The answer is evident: above a certain height of creative capacity the different methods, the seemingly conflicting points of view, are merged in the artist’s comprehensive vision, and the situations inherent in his subject detach themselves in strong relief from the fullest background without disturbing the general composition.

But though this is true, it is true only of the greatest novelists—those who, as Matthew Arnold said of Shakespeare, do not abide our question but are free. In them, vast vision is united to equivalent powers of co-ordination; but more often the novelist who has the creative vision lacks the capacity for co-ordinating and rendering his subject, or at least is unable, in the same creation, to give an equal part to the development of character and to the clash of situation. Owing to the lack of that supreme equipment which always rises above classification most of the novelists have tended to let their work fall into one of the two categories of situation or character, thus fortifying the theory of the superficial critics that life in fiction must be presented either as conflict or as character.
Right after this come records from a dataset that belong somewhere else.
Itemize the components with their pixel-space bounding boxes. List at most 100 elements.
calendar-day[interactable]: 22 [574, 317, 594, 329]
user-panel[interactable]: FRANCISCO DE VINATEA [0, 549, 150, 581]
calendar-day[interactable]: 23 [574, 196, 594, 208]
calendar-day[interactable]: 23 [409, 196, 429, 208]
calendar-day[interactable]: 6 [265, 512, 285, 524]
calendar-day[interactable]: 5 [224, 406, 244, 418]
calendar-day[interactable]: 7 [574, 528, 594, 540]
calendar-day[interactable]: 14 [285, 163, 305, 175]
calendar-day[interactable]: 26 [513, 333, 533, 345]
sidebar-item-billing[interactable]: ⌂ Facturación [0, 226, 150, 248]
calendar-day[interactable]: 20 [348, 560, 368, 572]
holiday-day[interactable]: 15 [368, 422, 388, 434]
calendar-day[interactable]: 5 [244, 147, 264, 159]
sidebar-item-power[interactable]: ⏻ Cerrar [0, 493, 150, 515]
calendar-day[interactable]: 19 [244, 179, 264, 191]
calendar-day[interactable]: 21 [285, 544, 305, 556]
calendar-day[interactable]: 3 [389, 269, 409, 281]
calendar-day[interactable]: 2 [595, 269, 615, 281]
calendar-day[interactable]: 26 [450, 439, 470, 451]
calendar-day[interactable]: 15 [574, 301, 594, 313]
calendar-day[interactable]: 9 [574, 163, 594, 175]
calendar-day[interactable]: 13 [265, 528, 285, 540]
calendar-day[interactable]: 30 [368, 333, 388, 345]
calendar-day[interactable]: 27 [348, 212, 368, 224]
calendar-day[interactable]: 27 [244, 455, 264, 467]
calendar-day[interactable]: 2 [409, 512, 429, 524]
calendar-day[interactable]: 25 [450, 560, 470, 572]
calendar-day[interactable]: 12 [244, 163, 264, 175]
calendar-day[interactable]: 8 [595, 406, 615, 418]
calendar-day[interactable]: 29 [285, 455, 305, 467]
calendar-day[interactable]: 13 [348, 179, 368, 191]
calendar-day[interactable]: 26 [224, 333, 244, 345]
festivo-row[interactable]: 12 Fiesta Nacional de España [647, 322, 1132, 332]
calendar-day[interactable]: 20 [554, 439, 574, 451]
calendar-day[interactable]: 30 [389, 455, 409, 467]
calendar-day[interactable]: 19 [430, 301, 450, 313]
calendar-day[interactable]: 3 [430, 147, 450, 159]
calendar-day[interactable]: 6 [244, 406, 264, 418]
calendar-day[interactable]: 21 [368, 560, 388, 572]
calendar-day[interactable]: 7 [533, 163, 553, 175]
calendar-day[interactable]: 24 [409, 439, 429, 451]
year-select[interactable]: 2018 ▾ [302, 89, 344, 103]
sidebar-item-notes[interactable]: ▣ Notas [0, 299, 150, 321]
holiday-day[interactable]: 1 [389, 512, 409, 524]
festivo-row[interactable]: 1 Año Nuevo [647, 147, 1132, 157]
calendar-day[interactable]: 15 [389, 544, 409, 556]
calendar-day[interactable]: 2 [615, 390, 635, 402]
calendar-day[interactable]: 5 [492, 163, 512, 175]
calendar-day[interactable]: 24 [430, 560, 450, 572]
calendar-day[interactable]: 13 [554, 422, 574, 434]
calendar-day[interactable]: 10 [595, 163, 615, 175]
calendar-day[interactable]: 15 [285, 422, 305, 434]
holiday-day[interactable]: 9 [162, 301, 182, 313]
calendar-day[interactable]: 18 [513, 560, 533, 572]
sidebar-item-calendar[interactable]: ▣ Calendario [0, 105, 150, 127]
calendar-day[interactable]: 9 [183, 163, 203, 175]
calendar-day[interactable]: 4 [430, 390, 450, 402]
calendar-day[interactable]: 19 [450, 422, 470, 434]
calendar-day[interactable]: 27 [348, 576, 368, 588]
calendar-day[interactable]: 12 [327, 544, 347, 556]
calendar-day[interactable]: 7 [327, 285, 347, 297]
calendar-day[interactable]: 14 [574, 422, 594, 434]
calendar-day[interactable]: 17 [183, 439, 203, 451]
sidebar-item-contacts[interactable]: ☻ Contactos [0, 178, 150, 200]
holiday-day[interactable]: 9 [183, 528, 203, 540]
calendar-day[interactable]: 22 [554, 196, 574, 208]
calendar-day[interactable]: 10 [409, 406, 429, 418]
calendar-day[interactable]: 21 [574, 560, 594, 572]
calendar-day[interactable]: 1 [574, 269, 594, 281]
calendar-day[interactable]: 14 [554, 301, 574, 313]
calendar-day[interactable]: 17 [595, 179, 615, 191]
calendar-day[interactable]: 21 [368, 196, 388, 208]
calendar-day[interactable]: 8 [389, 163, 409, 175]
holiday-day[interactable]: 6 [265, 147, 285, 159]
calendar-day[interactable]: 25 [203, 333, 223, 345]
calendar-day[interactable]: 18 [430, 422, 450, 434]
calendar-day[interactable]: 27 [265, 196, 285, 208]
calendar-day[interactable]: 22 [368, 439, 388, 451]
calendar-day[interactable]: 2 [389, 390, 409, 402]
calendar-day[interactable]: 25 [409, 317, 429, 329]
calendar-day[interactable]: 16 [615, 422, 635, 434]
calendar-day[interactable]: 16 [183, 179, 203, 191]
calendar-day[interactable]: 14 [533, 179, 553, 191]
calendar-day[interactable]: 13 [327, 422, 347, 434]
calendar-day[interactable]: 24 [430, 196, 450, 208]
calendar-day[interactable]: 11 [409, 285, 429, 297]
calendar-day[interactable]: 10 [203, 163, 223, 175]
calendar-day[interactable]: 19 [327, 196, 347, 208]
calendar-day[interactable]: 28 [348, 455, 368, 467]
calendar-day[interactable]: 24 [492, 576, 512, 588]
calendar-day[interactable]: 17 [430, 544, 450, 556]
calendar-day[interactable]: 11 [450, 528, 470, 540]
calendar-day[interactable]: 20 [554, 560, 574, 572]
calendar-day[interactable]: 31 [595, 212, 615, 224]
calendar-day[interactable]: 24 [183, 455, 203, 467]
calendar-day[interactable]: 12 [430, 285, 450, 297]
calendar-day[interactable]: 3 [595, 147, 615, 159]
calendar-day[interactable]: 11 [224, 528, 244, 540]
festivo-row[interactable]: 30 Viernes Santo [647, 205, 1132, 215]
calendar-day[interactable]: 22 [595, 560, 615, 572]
The so-called novel of character, even in less than the most powerful hands, does not, of course, preclude situation in the sense of a dramatic clash. But the novelist develops his tale through a succession of episodes, all in some way illustrative of the manners or the characters out of which the situation is eventually to spring; he lingers on the way, is not afraid of by-paths, and enriches his scene with subordinate pictures, as the mediæval miniaturist encloses his chief subjects in a border of beautiful ornament and delicate vignettes; whereas the novel of situation is, by definition, one in which the problem to be worked out in a particular human conscience, or the clash between conflicting wills, is the novelist’s chief if not his only theme, and everything not directly illuminative of it must be left out as irrelevant. This does not mean that in the latter type of tale—as, for instance, in “Tess of the d’Urbervilles”—the episode, the touch of colour or character, is forbidden. The modern novelist of situation does not seem likely to return to the monochrome starkness of “Adolphe” or “La Princesse de Clèves.” He uses every scrap of colour, every picturesque by-product of his subject which that subject yields; but he avoids adding to it a single touch, however decoratively tempting, which is not part of the design.
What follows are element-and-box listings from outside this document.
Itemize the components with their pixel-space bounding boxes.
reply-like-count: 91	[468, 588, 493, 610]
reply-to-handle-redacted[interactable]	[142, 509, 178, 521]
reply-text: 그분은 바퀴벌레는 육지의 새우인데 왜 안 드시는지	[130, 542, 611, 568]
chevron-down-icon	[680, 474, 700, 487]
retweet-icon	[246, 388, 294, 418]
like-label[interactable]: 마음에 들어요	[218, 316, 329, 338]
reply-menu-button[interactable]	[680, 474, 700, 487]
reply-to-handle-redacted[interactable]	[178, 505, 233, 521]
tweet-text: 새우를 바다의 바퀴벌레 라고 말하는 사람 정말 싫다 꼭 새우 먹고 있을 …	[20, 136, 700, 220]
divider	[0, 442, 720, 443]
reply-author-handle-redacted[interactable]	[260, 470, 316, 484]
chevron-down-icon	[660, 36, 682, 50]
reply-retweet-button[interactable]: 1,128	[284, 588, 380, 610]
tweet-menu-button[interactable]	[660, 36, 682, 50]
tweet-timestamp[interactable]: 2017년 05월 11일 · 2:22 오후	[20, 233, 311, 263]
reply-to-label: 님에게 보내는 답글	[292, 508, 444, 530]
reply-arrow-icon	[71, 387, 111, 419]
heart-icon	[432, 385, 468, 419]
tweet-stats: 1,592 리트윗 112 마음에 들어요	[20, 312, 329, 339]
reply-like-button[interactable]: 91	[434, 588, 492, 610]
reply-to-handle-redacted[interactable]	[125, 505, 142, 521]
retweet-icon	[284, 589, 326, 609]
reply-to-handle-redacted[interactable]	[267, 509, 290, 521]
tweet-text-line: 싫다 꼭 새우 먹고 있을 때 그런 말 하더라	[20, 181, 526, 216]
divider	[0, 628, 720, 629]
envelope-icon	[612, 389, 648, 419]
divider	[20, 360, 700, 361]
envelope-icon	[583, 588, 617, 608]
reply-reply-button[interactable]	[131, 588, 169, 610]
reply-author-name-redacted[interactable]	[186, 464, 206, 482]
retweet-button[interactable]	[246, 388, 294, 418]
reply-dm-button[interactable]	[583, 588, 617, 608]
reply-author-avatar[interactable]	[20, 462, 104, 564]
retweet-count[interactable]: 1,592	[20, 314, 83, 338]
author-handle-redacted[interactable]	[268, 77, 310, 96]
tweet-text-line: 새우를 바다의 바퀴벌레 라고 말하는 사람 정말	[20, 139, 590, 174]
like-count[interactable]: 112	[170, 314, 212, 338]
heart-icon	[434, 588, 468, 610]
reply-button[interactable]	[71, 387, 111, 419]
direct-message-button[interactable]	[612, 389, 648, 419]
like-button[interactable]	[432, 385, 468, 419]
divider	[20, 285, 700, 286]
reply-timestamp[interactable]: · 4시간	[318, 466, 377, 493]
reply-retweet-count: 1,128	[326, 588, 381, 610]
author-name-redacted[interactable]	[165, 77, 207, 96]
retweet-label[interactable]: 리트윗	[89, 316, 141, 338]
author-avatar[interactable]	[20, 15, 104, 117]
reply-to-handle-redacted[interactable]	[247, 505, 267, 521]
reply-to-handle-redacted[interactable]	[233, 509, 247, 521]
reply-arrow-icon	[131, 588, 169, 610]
If the two methods are thus contrasted, the novel of character and manners may seem superior in richness, variety and play of light and shade. This does not prove that it is necessarily capable of a greater total effect than the other; yet so far the greatest novels have undoubtedly dealt with character and manners rather than with mere situation. The inference is indeed almost irresistible that the farther the novel is removed in treatment from theatrical modes of expression, the more nearly it attains its purpose as a freer art, appealing to those more subtle imaginative requirements which the stage can never completely satisfy.

When the novelist has been possessed by a situation, and sees his characters hurrying to its culmination, he must have unusual keenness of vision and sureness of hand to fix their lineaments and detain them on their way long enough for the reader to recognize them as real human beings. In the novel of pure situation it is doubtful if this has ever been done with more art than in “The Wrong Box,” where Stevenson launched on his roaring torrent of farce a group of real people, alive and individual, who keep their reality and individuality till the end. The tears of laughter that the book provokes generally blind the reader to its subtle character-drawing; but, save for the people in “Gil Blas,” and the memorable figures of Chicot and Gorenflot in the Dumas cycle headed by “La Dame de Monsoreau,” it would be hard, in any tale of action, to find characters as vivid and individual as those which rollick through this glorious farce.